La Fouine (Martes foina, 1777 Erxleben) appartient à la famille des Mustélidés (Ordre des Carnivores). Elle vit dans la campagne (bois et vergers), gîtant dans les granges et les greniers mais aussi à proximité des habitations et jusque dans les villes... En région méditerranéenne et dans les Alpes, on la trouve en forêt

Elle a une très mauvaise réputation. On l’accuse par exemple de commettre des massacres dans les poulaillers. Elle est souvent considérée comme “nuisible”, c’est alors un “puant” actuellement persécuté alors qu’à l’époque romaine elle était adoptée pour capturer les souris et dératiser les habitations.

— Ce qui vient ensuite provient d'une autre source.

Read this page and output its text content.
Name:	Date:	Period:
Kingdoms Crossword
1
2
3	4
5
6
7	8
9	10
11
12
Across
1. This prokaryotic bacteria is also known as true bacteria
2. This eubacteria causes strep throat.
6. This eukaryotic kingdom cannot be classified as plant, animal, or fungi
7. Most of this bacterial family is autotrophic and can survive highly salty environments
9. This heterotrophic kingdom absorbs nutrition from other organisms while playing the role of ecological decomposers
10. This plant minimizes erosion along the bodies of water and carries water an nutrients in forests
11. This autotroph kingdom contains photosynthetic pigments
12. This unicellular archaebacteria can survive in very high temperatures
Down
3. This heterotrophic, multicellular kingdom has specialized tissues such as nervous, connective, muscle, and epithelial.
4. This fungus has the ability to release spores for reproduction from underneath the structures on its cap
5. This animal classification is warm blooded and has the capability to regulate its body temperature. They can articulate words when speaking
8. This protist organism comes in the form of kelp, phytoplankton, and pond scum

Fouine (tête et corps: environ 47 cm pour un poids de 0,8 à 2,5kg; hauteur au garrot de 12 cm).

Martre (tête et corps: environ 45 cm pour un poids de 1,3 à 2,3 kg; hauteur au garrot de 15 cm).

Les deux espèces ne se croisent pas entre elles. Il arrive qu’elles soient confondues.

La fouine possède un museau assez clair, une bavette blanchâtre descend généralement jusque sur les pattes.
Elle se déplace avec souplesse, grimpe avec agilité, est capable de bonds importants, et nage très bien.

L’accouplement a lieu en été et les petits naissent au printemps suivant, il faut en effet attendre huit mois avant que les ovules fécondés ne s’implantent dans la paroi de l’utérus de la femelle.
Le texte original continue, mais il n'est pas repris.